总之建议对硬盘进行升级微码 。SM中升级微码 操作:ADVANCED--MAINTENANCE--DOWNLOAD--DRIVERFIREWARE/MODE 选择要升级的微码文件即可。
切切此时不可有操作在硬盘上!!
见IBM的说法如下。
Abstract: MULTIPLE HDDS MAY FAIL AFTER CONTROLLER REMOVAL/REPLACEMENT
SYMPTOM:
After replacing a DS4000 System Storage controller, due to a
battery replacement or controller failure, multiple hard disk
drive failures may occur.
PROBLEM ISOLATION AIDS:
- The system may be any of the following IBM servers:
DE4300 (FAStT600) Single Controller Storage Server, Type
1722, any model
DS4000 EXP710 Storage Enclosure, Type 1740, any model
DS4000 EXP810 Storage Enclosure, Type 1812, any model
DS4000 EXP810 Storage Enclosure, Type 1812 (DC power
supplies), any model
DS4300 (FAStT600) Dual Controller and Turbo Storage
Server, Type 1722, any model
DS4500 (FAStT900) Storage Server, Type 1742, any model
DS4700 Storage Server, Type 1814, any model
DS4700 Storage Server, Type 1814 (DC power supplies), any
model
DS4800 Storage Server, Type 1815, any model
- This tip is not software specific.
- The system is configured with one or more of the following
IBM Options:
146.8 GB, 10,000 rpm, hot-swappable, 2 Gbps Fibre Channel
disk drive module, Option 32P0765
300 GB, 10,000 rpm, hot-swappable, 2 Gbps Fibre Channel
disk drive module, Option 73P8005
73.4 GB, 10,000 rpm, hot-swappable, 2 Gbps Fibre Channel
disk drive module, Option 06P5762
- The JFQ3 or JFQ4 firmware for the hard disk drives is
affected.
- The system has the symptom described above.
FIX:
The issue is resolved in the JFQ8 hard disk drive firmware
upgrade.

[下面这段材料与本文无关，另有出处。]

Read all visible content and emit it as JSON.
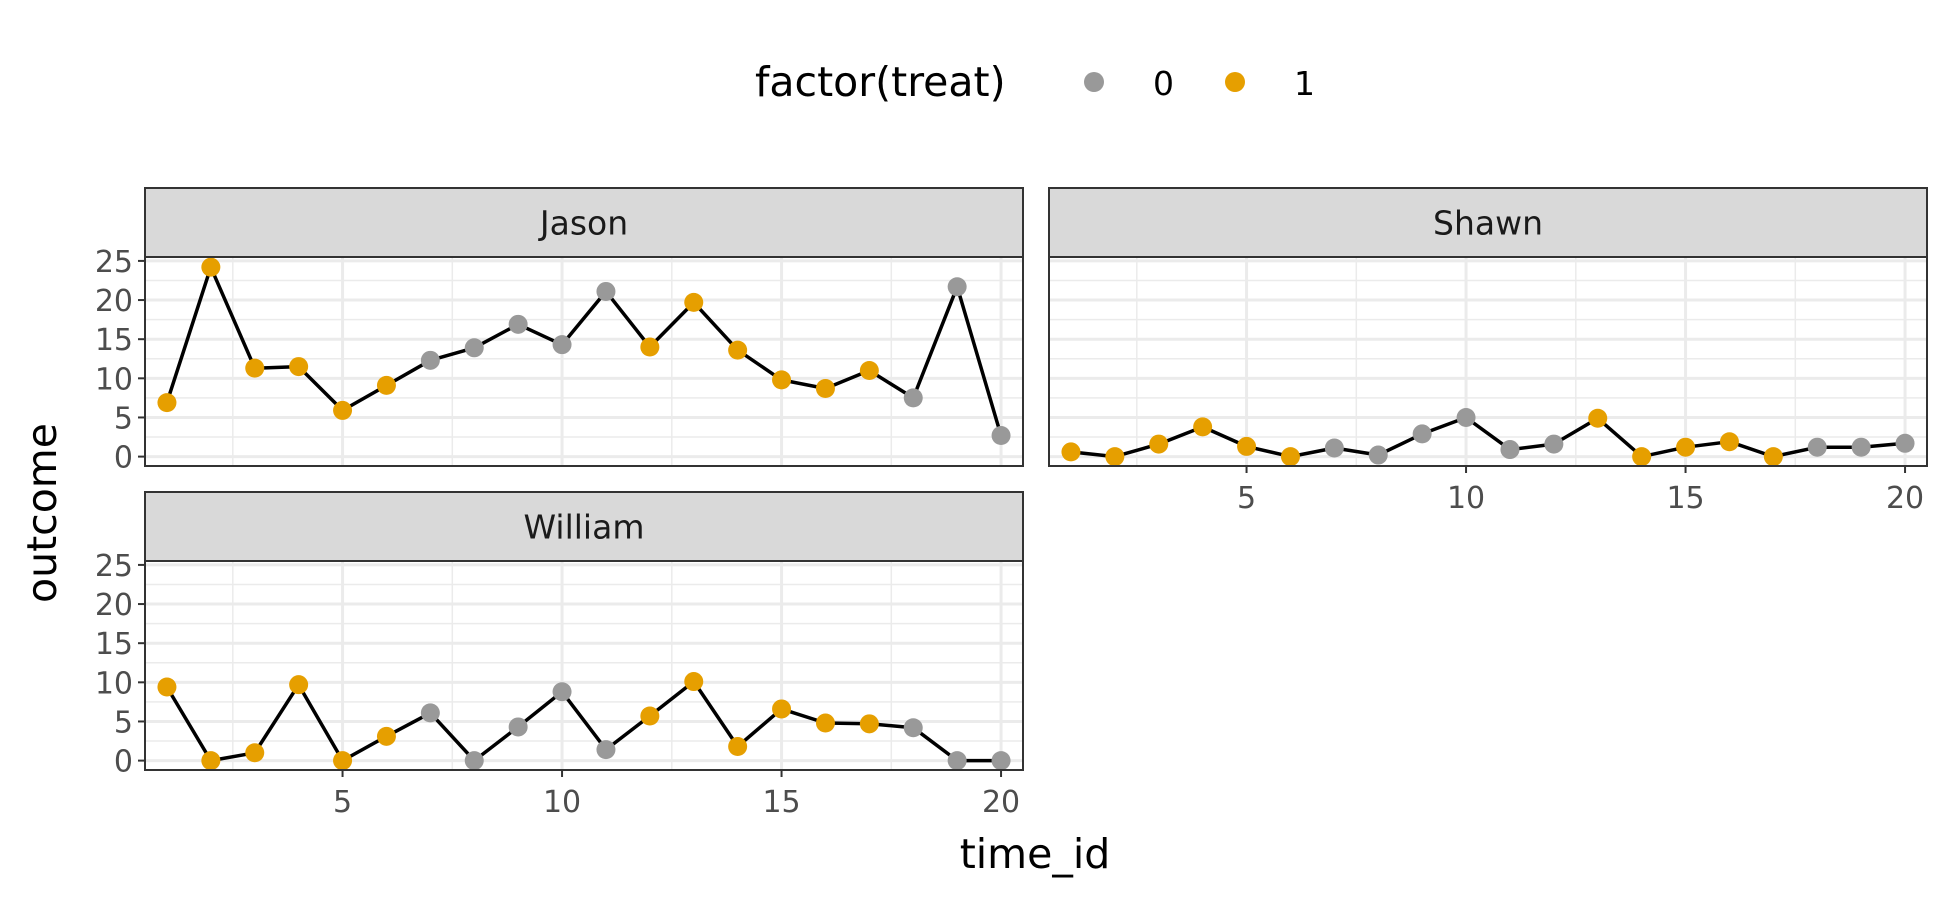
{
  "chart_data": {
    "type": "line",
    "xlabel": "time_id",
    "ylabel": "outcome",
    "xlim": [
      0.5,
      20.5
    ],
    "ylim": [
      -1.2,
      25.5
    ],
    "x_ticks": [
      5,
      10,
      15,
      20
    ],
    "y_ticks": [
      0,
      5,
      10,
      15,
      20,
      25
    ],
    "grid": true,
    "legend": {
      "title": "factor(treat)",
      "position": "top",
      "entries": [
        {
          "label": "0",
          "color": "#999999"
        },
        {
          "label": "1",
          "color": "#E69F00"
        }
      ]
    },
    "x": [
      1,
      2,
      3,
      4,
      5,
      6,
      7,
      8,
      9,
      10,
      11,
      12,
      13,
      14,
      15,
      16,
      17,
      18,
      19,
      20
    ],
    "panels": [
      {
        "label": "Jason",
        "values": [
          6.9,
          24.2,
          11.3,
          11.5,
          5.9,
          9.1,
          12.3,
          13.9,
          16.9,
          14.3,
          21.1,
          14.0,
          19.7,
          13.6,
          9.8,
          8.7,
          11.0,
          7.5,
          21.7,
          2.7
        ],
        "treat": [
          1,
          1,
          1,
          1,
          1,
          1,
          0,
          0,
          0,
          0,
          0,
          1,
          1,
          1,
          1,
          1,
          1,
          0,
          0,
          0
        ]
      },
      {
        "label": "Shawn",
        "values": [
          0.6,
          0.0,
          1.6,
          3.8,
          1.3,
          0.0,
          1.1,
          0.2,
          2.9,
          5.0,
          0.9,
          1.6,
          4.9,
          0.0,
          1.2,
          1.9,
          0.0,
          1.2,
          1.2,
          1.7
        ],
        "treat": [
          1,
          1,
          1,
          1,
          1,
          1,
          0,
          0,
          0,
          0,
          0,
          0,
          1,
          1,
          1,
          1,
          1,
          0,
          0,
          0
        ]
      },
      {
        "label": "William",
        "values": [
          9.4,
          0.0,
          1.0,
          9.7,
          0.0,
          3.1,
          6.1,
          0.0,
          4.3,
          8.8,
          1.4,
          5.7,
          10.1,
          1.8,
          6.6,
          4.8,
          4.7,
          4.2,
          0.0,
          0.0
        ],
        "treat": [
          1,
          1,
          1,
          1,
          1,
          1,
          0,
          0,
          0,
          0,
          0,
          1,
          1,
          1,
          1,
          1,
          1,
          0,
          0,
          0
        ]
      }
    ]
  }
}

The update package can be found at the following
URL:
http://www.ibm.com/support/docview.wss?uid=psg1MIGR-5071008
DETAILS:
JFQ3 and JFQ4 hard disk drive firmware have sensitivity issues
to controller removal that was resolved in the JFQ8 hard disk
drive firmware. IBM highly recommends to upgrade to JFQ8
firmware level, whether or not drive fallout has occurred.
TRADEMARKS:
System Storage is a trademark of International Business
Machines Corporation in the United States, other countries, or
both.
Other company, product, or service names may be trademarks or
service marks of others.
二. 更换步骤
备份数据,假设阵列里面有两个逻辑盘LUN,分别放在A控制器和B控制器。由于此时电池没电,但是AC还能提供电源,所以可以进行备份,
更换电池的主要原因是由于如果此时掉电,ctroller里的raid控制信息将会丢失。系统将无法识别到lun。造成故障。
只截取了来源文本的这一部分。